Isa kam an die Haustür gestürzt: „Erfolg gehabt?“, flüsterte sie.
„Ja“, gaben beide genau so leise zurück.
„Passt! Das darf sie nicht hören, ich habe sie wohl so weit, dass sie mit mir nach Bonn kommt und Timo für den Moment vergisst.“
Das war Rudi eigentlich gar nicht recht; aber er konnte es der besorgten Mutter einer liebeskranken Tochter wohl nicht abschlagen. Schon auf der Ruhrbrücke erkundigte sich Julia: „Schläfst du – Entschuldigung, schlafen Sie mit meiner Mutter?“
„Ja, du kannst mich ruhig duzen.
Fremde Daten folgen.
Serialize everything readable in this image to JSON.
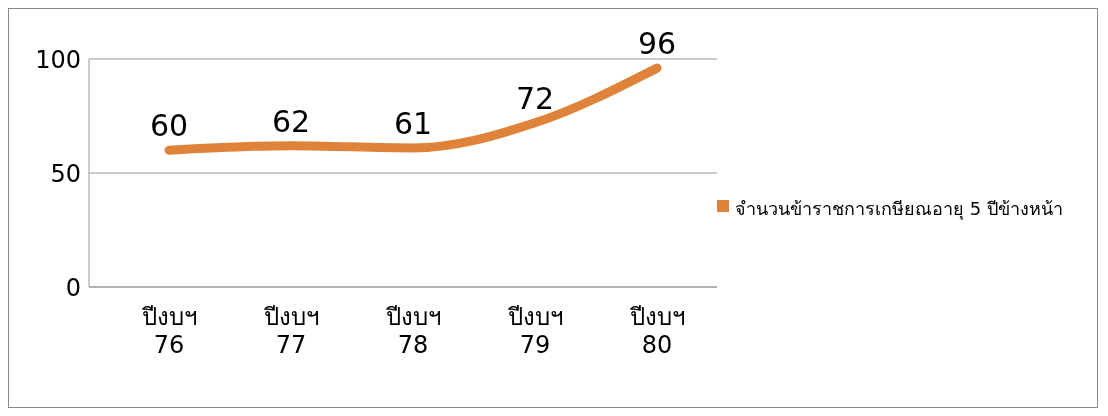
{
  "chart_data": {
    "type": "line",
    "categories": [
      "ปีงบฯ 76",
      "ปีงบฯ 77",
      "ปีงบฯ 78",
      "ปีงบฯ 79",
      "ปีงบฯ 80"
    ],
    "series": [
      {
        "name": "จำนวนข้าราชการเกษียณอายุ 5 ปีข้างหน้า",
        "color": "#e0833a",
        "values": [
          60,
          62,
          61,
          72,
          96
        ]
      }
    ],
    "ylim": [
      0,
      100
    ],
    "yticks": [
      0,
      50,
      100
    ],
    "grid": "y",
    "legend": "right",
    "data_labels": true,
    "marker": "none",
    "line_style": "solid"
  }
}
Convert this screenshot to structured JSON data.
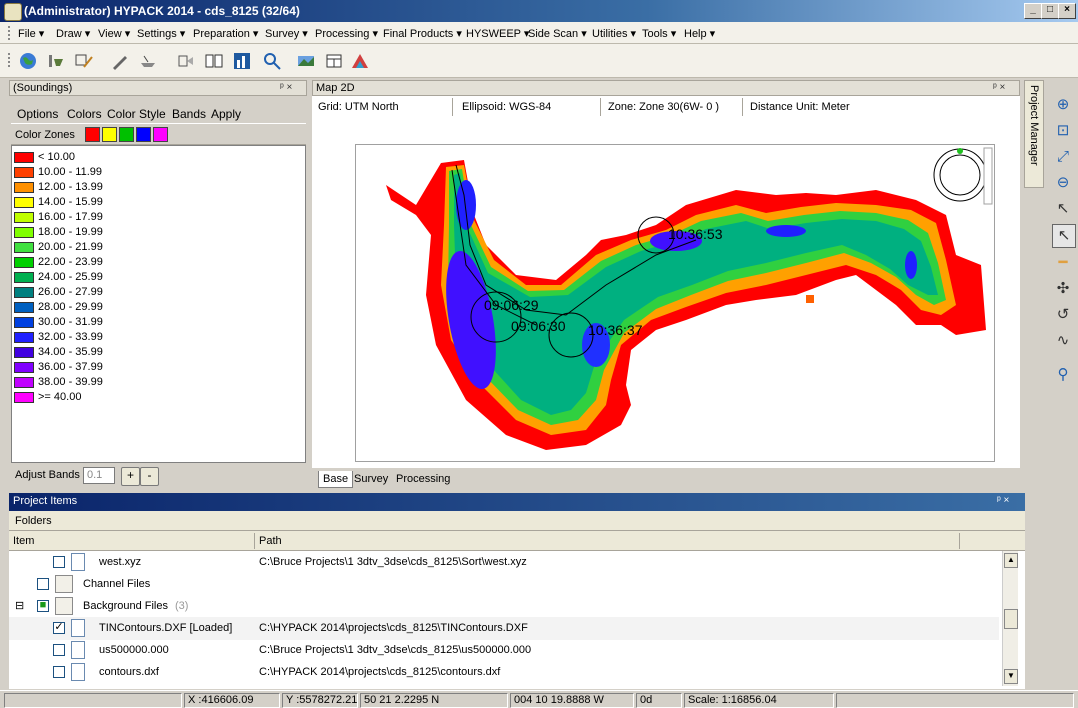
{
  "window": {
    "title": "(Administrator) HYPACK 2014 - cds_8125 (32/64)",
    "min": "_",
    "max": "□",
    "close": "×"
  },
  "menu": [
    "File ▾",
    "Draw ▾",
    "View ▾",
    "Settings ▾",
    "Preparation ▾",
    "Survey ▾",
    "Processing ▾",
    "Final Products ▾",
    "HYSWEEP ▾",
    "Side Scan ▾",
    "Utilities ▾",
    "Tools ▾",
    "Help ▾"
  ],
  "soundings": {
    "header": "(Soundings)",
    "pin": "ᵖ ×",
    "menu": [
      "Options",
      "Colors",
      "Color Style",
      "Bands",
      "Apply"
    ],
    "color_zones_label": "Color Zones",
    "top_swatches": [
      "#ff0000",
      "#ffff00",
      "#00c000",
      "#0000ff",
      "#ff00ff"
    ],
    "bands": [
      {
        "label": "< 10.00",
        "color": "#ff0000"
      },
      {
        "label": "10.00 - 11.99",
        "color": "#ff4000"
      },
      {
        "label": "12.00 - 13.99",
        "color": "#ff9000"
      },
      {
        "label": "14.00 - 15.99",
        "color": "#ffff00"
      },
      {
        "label": "16.00 - 17.99",
        "color": "#c0ff00"
      },
      {
        "label": "18.00 - 19.99",
        "color": "#80ff00"
      },
      {
        "label": "20.00 - 21.99",
        "color": "#40e040"
      },
      {
        "label": "22.00 - 23.99",
        "color": "#00d000"
      },
      {
        "label": "24.00 - 25.99",
        "color": "#00b050"
      },
      {
        "label": "26.00 - 27.99",
        "color": "#008080"
      },
      {
        "label": "28.00 - 29.99",
        "color": "#0060c0"
      },
      {
        "label": "30.00 - 31.99",
        "color": "#0040e0"
      },
      {
        "label": "32.00 - 33.99",
        "color": "#2020ff"
      },
      {
        "label": "34.00 - 35.99",
        "color": "#4000e0"
      },
      {
        "label": "36.00 - 37.99",
        "color": "#8000ff"
      },
      {
        "label": "38.00 - 39.99",
        "color": "#c000ff"
      },
      {
        "label": ">= 40.00",
        "color": "#ff00ff"
      }
    ],
    "adjust_label": "Adjust Bands",
    "adjust_value": "0.1",
    "plus": "+",
    "minus": "-"
  },
  "map": {
    "header": "Map 2D",
    "pin": "ᵖ ×",
    "grid": "Grid: UTM North",
    "ellipsoid": "Ellipsoid: WGS-84",
    "zone": "Zone: Zone 30(6W- 0 )",
    "distance_unit": "Distance Unit: Meter",
    "labels": [
      "09:06:29",
      "09:06:30",
      "10:36:37",
      "10:36:53"
    ],
    "tabs": [
      "Base",
      "Survey",
      "Processing"
    ]
  },
  "right": {
    "project_manager": "Project Manager"
  },
  "project_items": {
    "header": "Project Items",
    "pin": "ᵖ ×",
    "folders": "Folders",
    "col_item": "Item",
    "col_path": "Path",
    "rows": [
      {
        "name": "west.xyz",
        "path": "C:\\Bruce Projects\\1 3dtv_3dse\\cds_8125\\Sort\\west.xyz",
        "checked": ""
      },
      {
        "name": "Channel Files",
        "path": "",
        "checked": ""
      },
      {
        "name": "Background Files",
        "count": "(3)",
        "path": "",
        "checked": "■"
      },
      {
        "name": "TINContours.DXF [Loaded]",
        "path": "C:\\HYPACK 2014\\projects\\cds_8125\\TINContours.DXF",
        "checked": "✓"
      },
      {
        "name": "us500000.000",
        "path": "C:\\Bruce Projects\\1 3dtv_3dse\\cds_8125\\us500000.000",
        "checked": ""
      },
      {
        "name": "contours.dxf",
        "path": "C:\\HYPACK 2014\\projects\\cds_8125\\contours.dxf",
        "checked": ""
      }
    ]
  },
  "status": {
    "x": "X :416606.09",
    "y": "Y :5578272.21",
    "lat": "50 21 2.2295 N",
    "lon": "004 10 19.8888 W",
    "heading": "0d",
    "scale": "Scale: 1:16856.04"
  }
}
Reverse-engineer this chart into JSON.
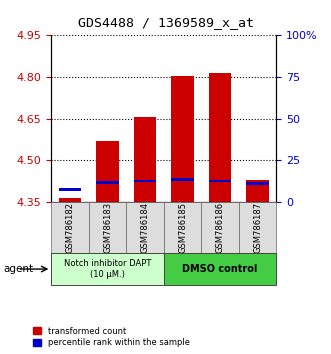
{
  "title": "GDS4488 / 1369589_x_at",
  "samples": [
    "GSM786182",
    "GSM786183",
    "GSM786184",
    "GSM786185",
    "GSM786186",
    "GSM786187"
  ],
  "red_values": [
    4.365,
    4.57,
    4.655,
    4.805,
    4.815,
    4.43
  ],
  "blue_values": [
    4.395,
    4.42,
    4.425,
    4.43,
    4.425,
    4.415
  ],
  "y_min": 4.35,
  "y_max": 4.95,
  "y_ticks_left": [
    4.35,
    4.5,
    4.65,
    4.8,
    4.95
  ],
  "y_ticks_right_labels": [
    "0",
    "25",
    "50",
    "75",
    "100%"
  ],
  "bar_width": 0.6,
  "red_color": "#cc0000",
  "blue_color": "#0000cc",
  "bar_bottom": 4.35,
  "group1_label": "Notch inhibitor DAPT\n(10 μM.)",
  "group2_label": "DMSO control",
  "group1_color": "#ccffcc",
  "group2_color": "#44cc44",
  "legend_red": "transformed count",
  "legend_blue": "percentile rank within the sample",
  "agent_label": "agent",
  "title_fontsize": 9.5,
  "tick_fontsize": 8,
  "axis_label_color_left": "#cc0000",
  "axis_label_color_right": "#0000cc",
  "bg_color": "#ffffff"
}
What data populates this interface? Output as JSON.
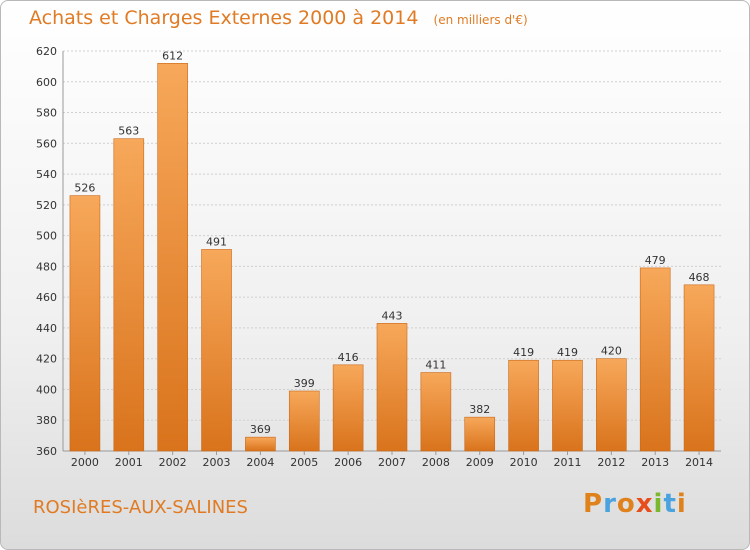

Heute nacht überlasse ich aber dir meine Betthälfte.“
„Dann bist du der Schulfreund aus Lanzarote?“
„Nein, der aus Mainz-Kastel, den deine Mutter auf Lanzarote zufällig wiedergetroffen hat.“
„Es geht doch nichts über alte Freundschaften“, murmelte Julia etwas aufsässig, aber das überhörte Rudi elegant, weil er gerade einen dieser idiotischen, lebensgefährlichen Gigaliner überholen musste.